Her hair brushed his arm, and he remembered how the strands had felt sliding over his skin as she kissed her way down his body that last time. “Yeah.” His voice was half growl, the wolf’s frustration rising to the surface. “Let’s leave this for Ashaya and do a sweep around the house—they might’ve left a trail at their entry point.”

“Nate had the men take turns doing that already—nothing.”

“None of them is a lieutenant or a sentinel.”

A slanted glance. “Is that a compliment?”

“No, it’s a fact.” He watched her rise to her feet in a fluid move that was intrinsically feline. “I’m going to give Judd a call—he’s got contacts in the Net, can get a feel for whether this was a Psy thing.”

Mercy nodded. “I’ll utilize our own contacts, too. But my gut says the Psy aren’t involved, at least not directly.” Her eyes met his, the leopard apparent in the sheen of gold that overlaid her gaze for a fleeting instant. “Time to move, wolf.”

Adrenaline speared through his veins as he realized she was beginning to lose the battle to rein in her own hunger. “Lead the way, cat.”

CHAPTER 9

Mercy finished the first pass around the Baker home and shook her head. Nothing. Nada. Zip. The scent trail had had hours to dissipate. Riley silently indicated the next pass and off they went, having decided to do this in animal form. As she left, Mercy wondered what anyone would think if they saw a leopard standing face-to-face with a heavily muscled wolf.

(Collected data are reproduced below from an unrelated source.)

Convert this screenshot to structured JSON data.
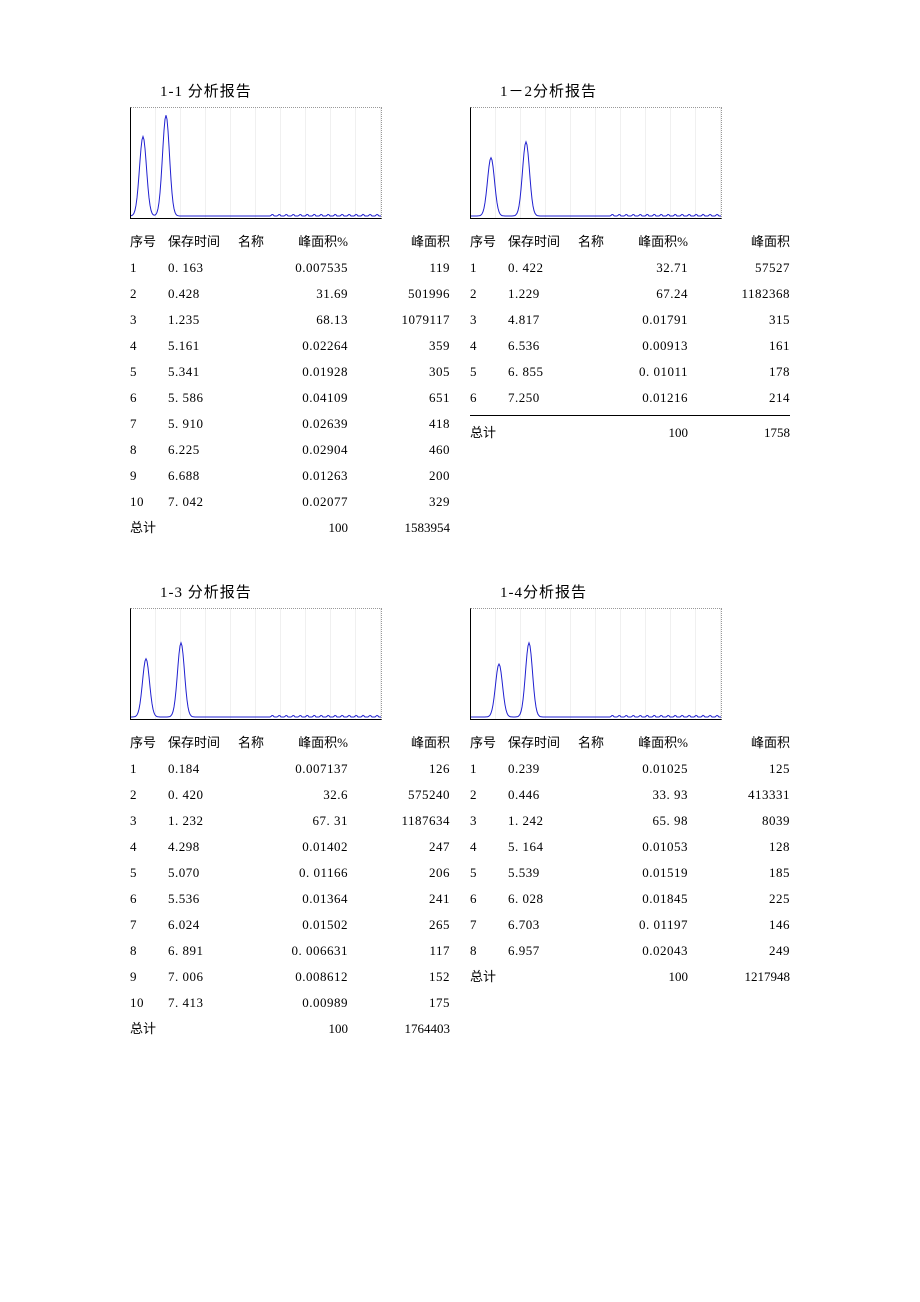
{
  "cols": {
    "idx": "序号",
    "rt": "保存时间",
    "name": "名称",
    "pct": "峰面积%",
    "area": "峰面积"
  },
  "total_label": "总计",
  "reports": [
    {
      "title": "1-1 分析报告",
      "peaks_x": [
        12,
        35
      ],
      "peaks_h": [
        0.75,
        0.95
      ],
      "rows": [
        {
          "idx": "1",
          "rt": "0. 163",
          "pct": "0.007535",
          "area": "119"
        },
        {
          "idx": "2",
          "rt": "0.428",
          "pct": "31.69",
          "area": "501996"
        },
        {
          "idx": "3",
          "rt": "1.235",
          "pct": "68.13",
          "area": "1079117"
        },
        {
          "idx": "4",
          "rt": "5.161",
          "pct": "0.02264",
          "area": "359"
        },
        {
          "idx": "5",
          "rt": "5.341",
          "pct": "0.01928",
          "area": "305"
        },
        {
          "idx": "6",
          "rt": "5. 586",
          "pct": "0.04109",
          "area": "651"
        },
        {
          "idx": "7",
          "rt": "5. 910",
          "pct": "0.02639",
          "area": "418"
        },
        {
          "idx": "8",
          "rt": "6.225",
          "pct": "0.02904",
          "area": "460"
        },
        {
          "idx": "9",
          "rt": "6.688",
          "pct": "0.01263",
          "area": "200"
        },
        {
          "idx": "10",
          "rt": "7. 042",
          "pct": "0.02077",
          "area": "329"
        }
      ],
      "total_pct": "100",
      "total_area": "1583954"
    },
    {
      "title": "1－2分析报告",
      "peaks_x": [
        20,
        55
      ],
      "peaks_h": [
        0.55,
        0.7
      ],
      "rows": [
        {
          "idx": "1",
          "rt": "0. 422",
          "pct": "32.71",
          "area": "57527"
        },
        {
          "idx": "2",
          "rt": "1.229",
          "pct": "67.24",
          "area": "1182368"
        },
        {
          "idx": "3",
          "rt": "4.817",
          "pct": "0.01791",
          "area": "315"
        },
        {
          "idx": "4",
          "rt": "6.536",
          "pct": "0.00913",
          "area": "161"
        },
        {
          "idx": "5",
          "rt": "6. 855",
          "pct": "0. 01011",
          "area": "178"
        },
        {
          "idx": "6",
          "rt": "7.250",
          "pct": "0.01216",
          "area": "214"
        }
      ],
      "total_pct": "100",
      "total_area": "1758",
      "divider_before_total": true
    },
    {
      "title": "1-3 分析报告",
      "peaks_x": [
        15,
        50
      ],
      "peaks_h": [
        0.55,
        0.7
      ],
      "rows": [
        {
          "idx": "1",
          "rt": "0.184",
          "pct": "0.007137",
          "area": "126"
        },
        {
          "idx": "2",
          "rt": "0. 420",
          "pct": "32.6",
          "area": "575240"
        },
        {
          "idx": "3",
          "rt": "1. 232",
          "pct": "67. 31",
          "area": "1187634"
        },
        {
          "idx": "4",
          "rt": "4.298",
          "pct": "0.01402",
          "area": "247"
        },
        {
          "idx": "5",
          "rt": "5.070",
          "pct": "0. 01166",
          "area": "206"
        },
        {
          "idx": "6",
          "rt": "5.536",
          "pct": "0.01364",
          "area": "241"
        },
        {
          "idx": "7",
          "rt": "6.024",
          "pct": "0.01502",
          "area": "265"
        },
        {
          "idx": "8",
          "rt": "6. 891",
          "pct": "0. 006631",
          "area": "117"
        },
        {
          "idx": "9",
          "rt": "7. 006",
          "pct": "0.008612",
          "area": "152"
        },
        {
          "idx": "10",
          "rt": "7. 413",
          "pct": "0.00989",
          "area": "175"
        }
      ],
      "total_pct": "100",
      "total_area": "1764403"
    },
    {
      "title": "1-4分析报告",
      "peaks_x": [
        28,
        58
      ],
      "peaks_h": [
        0.5,
        0.7
      ],
      "rows": [
        {
          "idx": "1",
          "rt": "0.239",
          "pct": "0.01025",
          "area": "125"
        },
        {
          "idx": "2",
          "rt": "0.446",
          "pct": "33. 93",
          "area": "413331"
        },
        {
          "idx": "3",
          "rt": "1. 242",
          "pct": "65. 98",
          "area": "8039"
        },
        {
          "idx": "4",
          "rt": "5. 164",
          "pct": "0.01053",
          "area": "128"
        },
        {
          "idx": "5",
          "rt": "5.539",
          "pct": "0.01519",
          "area": "185"
        },
        {
          "idx": "6",
          "rt": "6. 028",
          "pct": "0.01845",
          "area": "225"
        },
        {
          "idx": "7",
          "rt": "6.703",
          "pct": "0. 01197",
          "area": "146"
        },
        {
          "idx": "8",
          "rt": "6.957",
          "pct": "0.02043",
          "area": "249"
        }
      ],
      "total_pct": "100",
      "total_area": "1217948"
    }
  ]
}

Changeling animals were usually bigger than wild animals, but the shift did strange things to body mass and size. It was never a zero-sum equation. Though she was on the tall side of average in human form, she was smack in the middle in leopard form. Riley, however, was big—and unlike most of his brethren, he wasn’t built graceful. No, he was built for stubborn endurance—apparently, his nickname was the Wall.

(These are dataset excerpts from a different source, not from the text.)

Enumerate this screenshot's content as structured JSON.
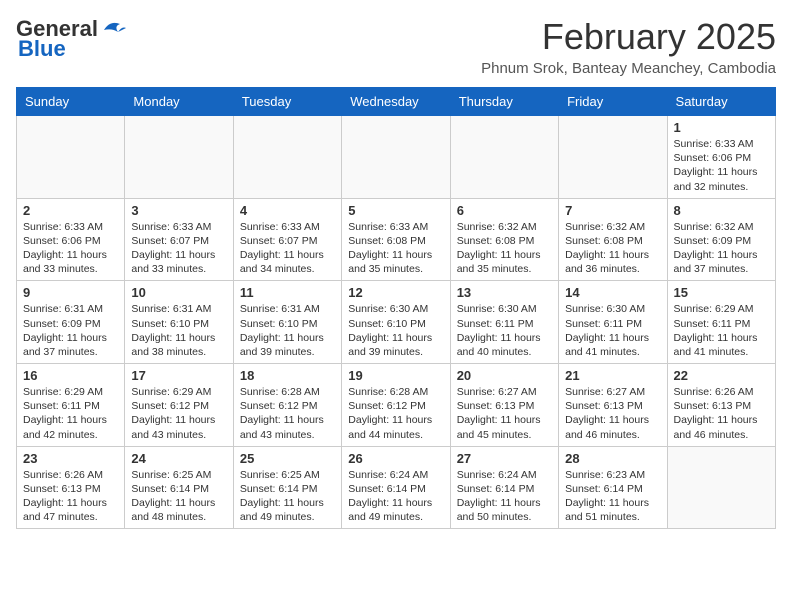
{
  "header": {
    "logo_general": "General",
    "logo_blue": "Blue",
    "month_title": "February 2025",
    "location": "Phnum Srok, Banteay Meanchey, Cambodia"
  },
  "weekdays": [
    "Sunday",
    "Monday",
    "Tuesday",
    "Wednesday",
    "Thursday",
    "Friday",
    "Saturday"
  ],
  "weeks": [
    [
      {
        "day": "",
        "info": ""
      },
      {
        "day": "",
        "info": ""
      },
      {
        "day": "",
        "info": ""
      },
      {
        "day": "",
        "info": ""
      },
      {
        "day": "",
        "info": ""
      },
      {
        "day": "",
        "info": ""
      },
      {
        "day": "1",
        "info": "Sunrise: 6:33 AM\nSunset: 6:06 PM\nDaylight: 11 hours and 32 minutes."
      }
    ],
    [
      {
        "day": "2",
        "info": "Sunrise: 6:33 AM\nSunset: 6:06 PM\nDaylight: 11 hours and 33 minutes."
      },
      {
        "day": "3",
        "info": "Sunrise: 6:33 AM\nSunset: 6:07 PM\nDaylight: 11 hours and 33 minutes."
      },
      {
        "day": "4",
        "info": "Sunrise: 6:33 AM\nSunset: 6:07 PM\nDaylight: 11 hours and 34 minutes."
      },
      {
        "day": "5",
        "info": "Sunrise: 6:33 AM\nSunset: 6:08 PM\nDaylight: 11 hours and 35 minutes."
      },
      {
        "day": "6",
        "info": "Sunrise: 6:32 AM\nSunset: 6:08 PM\nDaylight: 11 hours and 35 minutes."
      },
      {
        "day": "7",
        "info": "Sunrise: 6:32 AM\nSunset: 6:08 PM\nDaylight: 11 hours and 36 minutes."
      },
      {
        "day": "8",
        "info": "Sunrise: 6:32 AM\nSunset: 6:09 PM\nDaylight: 11 hours and 37 minutes."
      }
    ],
    [
      {
        "day": "9",
        "info": "Sunrise: 6:31 AM\nSunset: 6:09 PM\nDaylight: 11 hours and 37 minutes."
      },
      {
        "day": "10",
        "info": "Sunrise: 6:31 AM\nSunset: 6:10 PM\nDaylight: 11 hours and 38 minutes."
      },
      {
        "day": "11",
        "info": "Sunrise: 6:31 AM\nSunset: 6:10 PM\nDaylight: 11 hours and 39 minutes."
      },
      {
        "day": "12",
        "info": "Sunrise: 6:30 AM\nSunset: 6:10 PM\nDaylight: 11 hours and 39 minutes."
      },
      {
        "day": "13",
        "info": "Sunrise: 6:30 AM\nSunset: 6:11 PM\nDaylight: 11 hours and 40 minutes."
      },
      {
        "day": "14",
        "info": "Sunrise: 6:30 AM\nSunset: 6:11 PM\nDaylight: 11 hours and 41 minutes."
      },
      {
        "day": "15",
        "info": "Sunrise: 6:29 AM\nSunset: 6:11 PM\nDaylight: 11 hours and 41 minutes."
      }
    ],
    [
      {
        "day": "16",
        "info": "Sunrise: 6:29 AM\nSunset: 6:11 PM\nDaylight: 11 hours and 42 minutes."
      },
      {
        "day": "17",
        "info": "Sunrise: 6:29 AM\nSunset: 6:12 PM\nDaylight: 11 hours and 43 minutes."
      },
      {
        "day": "18",
        "info": "Sunrise: 6:28 AM\nSunset: 6:12 PM\nDaylight: 11 hours and 43 minutes."
      },
      {
        "day": "19",
        "info": "Sunrise: 6:28 AM\nSunset: 6:12 PM\nDaylight: 11 hours and 44 minutes."
      },
      {
        "day": "20",
        "info": "Sunrise: 6:27 AM\nSunset: 6:13 PM\nDaylight: 11 hours and 45 minutes."
      },
      {
        "day": "21",
        "info": "Sunrise: 6:27 AM\nSunset: 6:13 PM\nDaylight: 11 hours and 46 minutes."
      },
      {
        "day": "22",
        "info": "Sunrise: 6:26 AM\nSunset: 6:13 PM\nDaylight: 11 hours and 46 minutes."
      }
    ],
    [
      {
        "day": "23",
        "info": "Sunrise: 6:26 AM\nSunset: 6:13 PM\nDaylight: 11 hours and 47 minutes."
      },
      {
        "day": "24",
        "info": "Sunrise: 6:25 AM\nSunset: 6:14 PM\nDaylight: 11 hours and 48 minutes."
      },
      {
        "day": "25",
        "info": "Sunrise: 6:25 AM\nSunset: 6:14 PM\nDaylight: 11 hours and 49 minutes."
      },
      {
        "day": "26",
        "info": "Sunrise: 6:24 AM\nSunset: 6:14 PM\nDaylight: 11 hours and 49 minutes."
      },
      {
        "day": "27",
        "info": "Sunrise: 6:24 AM\nSunset: 6:14 PM\nDaylight: 11 hours and 50 minutes."
      },
      {
        "day": "28",
        "info": "Sunrise: 6:23 AM\nSunset: 6:14 PM\nDaylight: 11 hours and 51 minutes."
      },
      {
        "day": "",
        "info": ""
      }
    ]
  ]
}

No one, she thought, would ever mistake him for anything but a changeling.

Something crunched under her paw. Backing up, she brushed aside the leaves with gentle care. It was nothing. An old toy. Probably Willow’s, from the proximity to the house. They didn’t find anything in the third or fourth pass. The fifth had to be the final—they were going into more heavily populated areas.

It was on that last pass, as they were heading toward each other, that Mercy saw it. A glint of silver in the grass beside a curb on a dead-end street—one that backed onto the woods that separated the Baker home from this neat subdivision. Slowing her pace, she came to a standstill by it. With other houses so close, it could’ve been any of a thousand things. But she looked closer.

A chain. No, an identity bracelet, the silver bar marked with the name Bowen. She couldn’t pick it up with her teeth. She tried a claw very, very carefully. It came. Riley bent his dark gray head and took it in his teeth, holding it as they walked around the area where they’d found it. Nothing else jumped out.